Throughout his imprisonment, Grace remained steadfast that he had been framed by the police due to his political activity and high profile in the community. His conviction began to fall apart in 1982 when his brother, who ultimately served fifteen years, came forward and admitted to his parole that he had killed Morgan and confirming that Parky was not at the scene. Two years later, Lassiter recanted his testimony, leading a judge to call for a new trial and mandate Grace's release. Although a new trial never took place, all charges were dropped by the Bristol County District Attorney in 1987. Politically, Grace remained unbowed. Upon release, he told a reporter for the Boston Phoenix: "I always considered myself a soldier... And being a soldier, POW, prisoner of war, I had to conduct myself in a special way, you know? Because I hold a special position, you know?"
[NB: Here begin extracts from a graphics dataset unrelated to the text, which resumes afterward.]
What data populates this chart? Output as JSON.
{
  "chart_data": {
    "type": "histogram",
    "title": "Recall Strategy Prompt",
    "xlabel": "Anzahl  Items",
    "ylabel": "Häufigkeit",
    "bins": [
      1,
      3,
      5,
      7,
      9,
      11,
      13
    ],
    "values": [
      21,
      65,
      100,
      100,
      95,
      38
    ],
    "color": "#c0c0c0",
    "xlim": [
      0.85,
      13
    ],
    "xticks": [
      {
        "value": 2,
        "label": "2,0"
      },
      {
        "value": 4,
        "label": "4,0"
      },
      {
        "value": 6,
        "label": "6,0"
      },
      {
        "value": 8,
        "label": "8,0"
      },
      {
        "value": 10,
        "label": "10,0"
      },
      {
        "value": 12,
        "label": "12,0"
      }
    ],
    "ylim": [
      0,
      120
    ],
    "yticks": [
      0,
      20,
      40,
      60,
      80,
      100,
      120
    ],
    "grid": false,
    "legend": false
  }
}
Grace returned to New Bedford and in about 1990, relocated to Boston. For several years he worked on behalf of prisoners' rights and was employed as a youth counselor at the Freedom House in Roxbury, a community nonprofit run by Rev. Eugene Rivers. Frank Grace died in the West Roxbury Veterans Administration Hospital on Oct. 22, 2001. He was survived by his daughters Dana Rebeiro and Nikia Arshima Gonzales and a son Che Grace.